In these scenarios, AI is not a standalone hype concept but an “invisible engine” embedded in existing business logic that enhances unit resource output.

Between Fear and Greed: Reserving Safety Margins for War and AI

If we piece together Yi Lihua’s recent remarks on X, a relatively clear narrative emerges: as the shadow of war suppresses valuations and raises risk premiums, the AI efficiency revolution is quietly rewriting the industry’s production methods and organizational structures. The superimposition of these two forces does not shape a linear trend but rather generates price trajectories that are bound to be filled with extreme fluctuations. In such a trajectory, deep pits and sharp rebounds coexist, and the “great bottom-fishing opportunity” is more like a harbinger of future large-scale erroneous kills, while AI stands as an endogenous variable that determines who can survive and continue to expand during downturns.

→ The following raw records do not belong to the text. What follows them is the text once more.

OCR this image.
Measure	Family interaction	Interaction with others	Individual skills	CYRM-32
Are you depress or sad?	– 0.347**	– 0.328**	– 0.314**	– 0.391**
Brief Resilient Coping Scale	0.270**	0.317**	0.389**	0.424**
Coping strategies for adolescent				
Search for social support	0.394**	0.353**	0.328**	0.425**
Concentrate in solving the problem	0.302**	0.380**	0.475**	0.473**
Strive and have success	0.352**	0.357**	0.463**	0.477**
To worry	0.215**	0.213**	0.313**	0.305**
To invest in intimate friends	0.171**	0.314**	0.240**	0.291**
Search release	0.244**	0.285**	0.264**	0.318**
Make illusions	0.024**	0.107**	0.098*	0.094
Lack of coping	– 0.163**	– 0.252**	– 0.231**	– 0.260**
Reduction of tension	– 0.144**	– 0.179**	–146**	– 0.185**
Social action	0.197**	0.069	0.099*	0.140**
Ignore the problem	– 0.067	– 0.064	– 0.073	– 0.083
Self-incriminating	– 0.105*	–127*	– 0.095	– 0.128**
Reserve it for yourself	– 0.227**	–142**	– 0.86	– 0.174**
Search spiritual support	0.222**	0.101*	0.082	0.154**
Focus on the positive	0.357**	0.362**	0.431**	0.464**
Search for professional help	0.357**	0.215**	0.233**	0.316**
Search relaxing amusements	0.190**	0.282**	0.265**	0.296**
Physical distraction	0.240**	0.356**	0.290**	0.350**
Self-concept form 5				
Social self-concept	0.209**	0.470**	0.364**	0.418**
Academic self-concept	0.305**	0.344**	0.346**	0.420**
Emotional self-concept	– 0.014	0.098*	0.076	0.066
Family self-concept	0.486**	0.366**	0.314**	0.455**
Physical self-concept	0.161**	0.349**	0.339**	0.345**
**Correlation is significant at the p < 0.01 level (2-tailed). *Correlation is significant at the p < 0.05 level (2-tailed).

For readers, a simplified framework can be distilled: use geopolitics and liquidity to judge “when not to buy,” and use technology and efficiency to judge “what to buy long-term.” Currently, whether there exists a risk of war escalation, and whether macro liquidity is in a tightening channel, are upper constraints determining the overall exposure of a position; while whether a particular project truly possesses AI capabilities and whether it achieves efficiency leaps on product and organizational levels determine its logic for surviving valuation compression in the next cycle. The former helps you avoid being wrongfully killed by doing the right thing at the wrong time; the latter aids you in choosing those assets with long-term compounding capabilities at the right time.

Equally important is how to utilize the views of opinion leaders. Whether it’s “there will definitely be a great bottom-fishing opportunity this year” or “going from carriages directly to the era of airplanes,” these metaphors are better served as references for cycles and directions rather than mechanically translated into specific position and leverage directives. Market participants need to construct their own decision-making systems based on their understanding of the macro logic, combined with their risk tolerance, capital cycle, and cognitive boundaries, rather than seeking “standard answers” on social media.

Looking forward to the next year, if genuinely some sort of “great bottom-fishing window” occurs, the true watershed may lie not in who calls it first or who buys at the absolute bottom, but in who can complete self-upgrading of AI capabilities and organizational efficiency during the valley period. For projects and entrepreneurs, this means reconstructing products and teams with AI during the winter; for investors, it means being able to calmly judge which assets are worth traversing the next full cycle with a three-dimensional framework of “war—liquidity—technology” during times dominated by fearful sentiment.